Photo: Karen Warren / © 2012 Houston Chronicle SOURCE
Born in Houston, Texas, an only child of Lawrence Anderson, a school administrator, and Doris Parker-Morales, a classical piano teacher, she trained at Houston Ballet’s Ben Stevenson Academy, from the age of seven. She graduated from Lamar High School, Houston, Texas in 1982. She joined the Houston Ballet in 1983. She honed her skills early in life in performances that would lead her to the prestigious Houston Ballet corps.
THAT WAS THEN: At the age of 10, Anderson was the Nutcracker‘s lead soldier in 1978. Photo: LAUREN ANDERSON / HC
Ms. Anderson entered the Houston Ballet’s Ben Stevenson Academy at 7, and was only 13 when she stepped onto the stage as Alice in the Houston Ballet’s production of Alice in Wonderland.
It was there she met with the subtle forms of racism in the world of the performing arts:
“Alice was really, really white,” Anderson said, “and I was really, really brown.”
She was sheltered from the more insidious aspects of racism while under the tutelage of the Houston Ballet’s director, Ben Stevenson.
In 1990, she joined the Houston Ballet as its principal dancer. She was the first Black American ballerina to become a principal for a major dance company. Her performance in the title role in Cleopatra gave her international recognition. Ms. Anderson originated the role of Cleopatra in the ballet of the same name created by Ben Stevenson, and her performance received rave reviews.
Lauren Anderson inspiring a new generation of dancers
Houstonian Lauren Anderson as “Cleopatra” in a performance from the Houston Ballet.
She has performed works by Sir Kenneth MacMillan and George Balanchine.
She has performed many memorable roles as America’s first Black principal ballet dancer.
DANCING ON AIR: Anderson in Houston Ballet’s Don Quixote. Photo: DREW DONOVAN, HOUSTON BALLET / HC
Lauren Anderson and Carlos Acosta perform in Benjamin Britten’s Pas de Deux in 1998. Photo: JACK MITCHELL / HC
Beloved in her hometown, and around the world, Ms. Anderson has shown that she has a light-hearted side to her when in November 2000 she was dubbed “The Pigskin Pavlova“.
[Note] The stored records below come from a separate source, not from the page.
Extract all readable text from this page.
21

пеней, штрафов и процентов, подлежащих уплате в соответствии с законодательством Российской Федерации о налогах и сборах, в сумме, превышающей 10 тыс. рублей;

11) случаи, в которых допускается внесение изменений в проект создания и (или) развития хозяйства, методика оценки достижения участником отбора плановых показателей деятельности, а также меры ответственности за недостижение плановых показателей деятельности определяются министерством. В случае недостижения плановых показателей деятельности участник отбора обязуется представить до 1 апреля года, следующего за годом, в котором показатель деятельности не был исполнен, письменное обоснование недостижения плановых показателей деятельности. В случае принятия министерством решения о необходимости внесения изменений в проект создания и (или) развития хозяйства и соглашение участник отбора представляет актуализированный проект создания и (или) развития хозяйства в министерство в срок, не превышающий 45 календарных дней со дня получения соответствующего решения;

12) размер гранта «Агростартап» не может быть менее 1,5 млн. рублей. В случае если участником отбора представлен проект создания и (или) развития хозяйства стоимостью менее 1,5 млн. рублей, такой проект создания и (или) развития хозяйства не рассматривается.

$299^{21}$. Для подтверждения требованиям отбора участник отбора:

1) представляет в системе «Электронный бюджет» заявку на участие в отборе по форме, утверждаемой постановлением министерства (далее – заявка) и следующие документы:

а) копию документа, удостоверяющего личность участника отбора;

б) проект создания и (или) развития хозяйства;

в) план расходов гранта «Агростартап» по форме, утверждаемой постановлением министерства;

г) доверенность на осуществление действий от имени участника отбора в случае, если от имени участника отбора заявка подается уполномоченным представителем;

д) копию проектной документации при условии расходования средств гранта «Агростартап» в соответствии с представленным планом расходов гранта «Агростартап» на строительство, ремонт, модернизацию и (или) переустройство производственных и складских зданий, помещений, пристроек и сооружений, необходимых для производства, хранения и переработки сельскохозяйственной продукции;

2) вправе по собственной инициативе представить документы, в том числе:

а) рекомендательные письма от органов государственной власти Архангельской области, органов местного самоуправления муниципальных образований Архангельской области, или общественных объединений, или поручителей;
After a lustrous career as principal dancer, Ms. Anderson in the Christmas season of 2006 performed her final role as the Sugar Plum Fairy of The Nutcracker.
Photo source: Jim Caldwell.
Her retirement was not easy for her:
“So for her, quitting dancing and leaving the Houston Ballet is infinitely more painful and personal than a career change: As she takes a breather between Nutcracker rehearsals, she reflects on her conflicting emotions. For a moment, the usually voluble, wise-cracking Anderson falls silent. “It’s almost like a death,” she finally says. “I’m in mourning. What’s wonderful about being a ballerina,” she explains, “is being able to tell a story without saying a single word. It’s magical and scary, all at the same time. You dissect yourself, you reach down deep inside yourself, and you’re so fragile afterwards. That’s what I’ll miss being the music. I can’t imagine anything better.
In 2007, Ms. Anderson became an outreach associate in the Houston Ballet’s education department, teaching ballet classes at Houston Ballet’s Academy, conducting master classes at schools in the Houston area inspiring a new generation ballerinas, as well as being in demand as a lecturer on the subject of ballet.
She comments on her life as a ballet dancer who blazed trails for others to follow and how life will be for her:
“……………..corns and broken toes notwithstanding, won’t it be hard to give up the thrill of being a prima ballerina the adulation, the bouquets, all that jazz for a more conventional life? “You betcha!” is the resounding answer. “I’m afraid of regular, I’m afraid of normal. I’m used to being special, and it all ends too damn soon. But I’ve had a great ride, and you know what? If I can make just one person enjoy this ride as much as I have, I’ll have accomplished something. And it ain’t over yet. It’s not finished. I’m blessed.”
We, your admiring and adoring fans, are blessed for all that you have given us.